I’ve been using Linky for a few years now to share images, links, and app deals to Twitter. The app has a powerful share sheet with support for multiple Twitter accounts, and its developer introduced clever additions such as textshots and suggested images when sharing from the web. It’s a solid app that comes in handy every day.
Today, Linky has reached version 5.3, which brings compatibility with Twitter’s accessible image captions (useful for textshots) and a new Markup option to edit and annotate images before sharing them.
Linky’s Markup can be accessed from the app’s share extension by tapping an image thumbnail in the compose sheet. This works for both photos and screenshots in your library, and it’ll bring up an editing interface with various tools such as freehand drawing, arrows, text blocks, and pixelation. You can also add a magnification loupe and there’s a cropping tool to crop as well as rotate images.

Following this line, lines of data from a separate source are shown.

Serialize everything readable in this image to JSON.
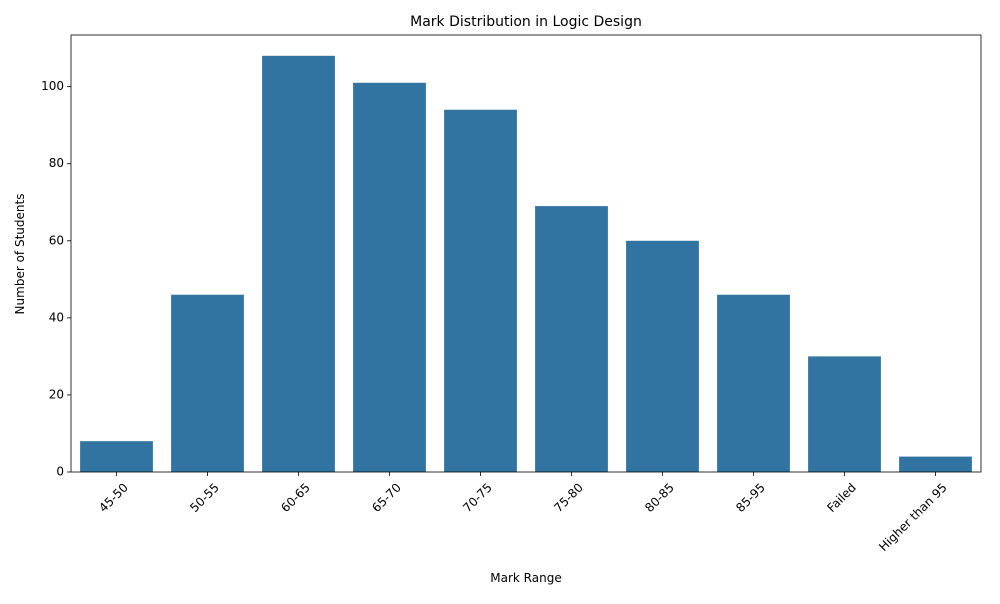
{
  "chart_data": {
    "type": "bar",
    "title": "Mark Distribution in Logic Design",
    "xlabel": "Mark Range",
    "ylabel": "Number of Students",
    "categories": [
      "45-50",
      "50-55",
      "60-65",
      "65-70",
      "70-75",
      "75-80",
      "80-85",
      "85-95",
      "Failed",
      "Higher than 95"
    ],
    "values": [
      8,
      46,
      108,
      101,
      94,
      69,
      60,
      46,
      30,
      4
    ],
    "ylim": [
      0,
      113.4
    ],
    "yticks": [
      0,
      20,
      40,
      60,
      80,
      100
    ],
    "bar_color": "#3274a1",
    "grid": false,
    "legend": "none",
    "x_tick_rotation_deg": 45
  }
}
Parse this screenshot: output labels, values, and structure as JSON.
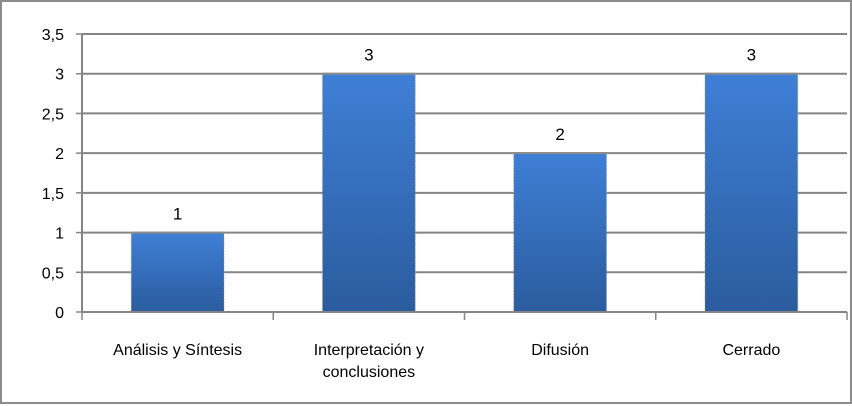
{
  "chart_data": {
    "type": "bar",
    "categories": [
      [
        "Análisis y Síntesis"
      ],
      [
        "Interpretación y",
        "conclusiones"
      ],
      [
        "Difusión"
      ],
      [
        "Cerrado"
      ]
    ],
    "values": [
      1,
      3,
      2,
      3
    ],
    "data_labels": [
      "1",
      "3",
      "2",
      "3"
    ],
    "y_ticks": [
      "0",
      "0,5",
      "1",
      "1,5",
      "2",
      "2,5",
      "3",
      "3,5"
    ],
    "ylim": [
      0,
      3.5
    ],
    "title": "",
    "xlabel": "",
    "ylabel": "",
    "grid": true,
    "legend": "none",
    "colors": {
      "bar_top": "#3f7fd6",
      "bar_bottom": "#2b5c9e",
      "grid": "#858585",
      "axis": "#858585",
      "bar_top_edge": "#8a8a8a"
    }
  }
}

Developer Benoît Bourdon did a good job in adding just the right amount of editing tools to Linky without cluttering the UI. The fact that you have to tap on a thumbnail to engage editing mode can be confusing at first due to the lack of an ‘Edit’ button in the interface, but, on the other hand, editing is optional, so I understand the decision.
It’s been a good week for image annotation tools on iOS between Annotable and Linky. Bourdon’s app doesn’t offer the same level of control and adjustments of Annotable (and it also can’t save edited images to the library – edits are only made for the purpose of sharing an edited image), but if you’ve been looking for a way to annotate images before tweeting them, I recommend Linky.
Linky 5.3 is available on the App Store.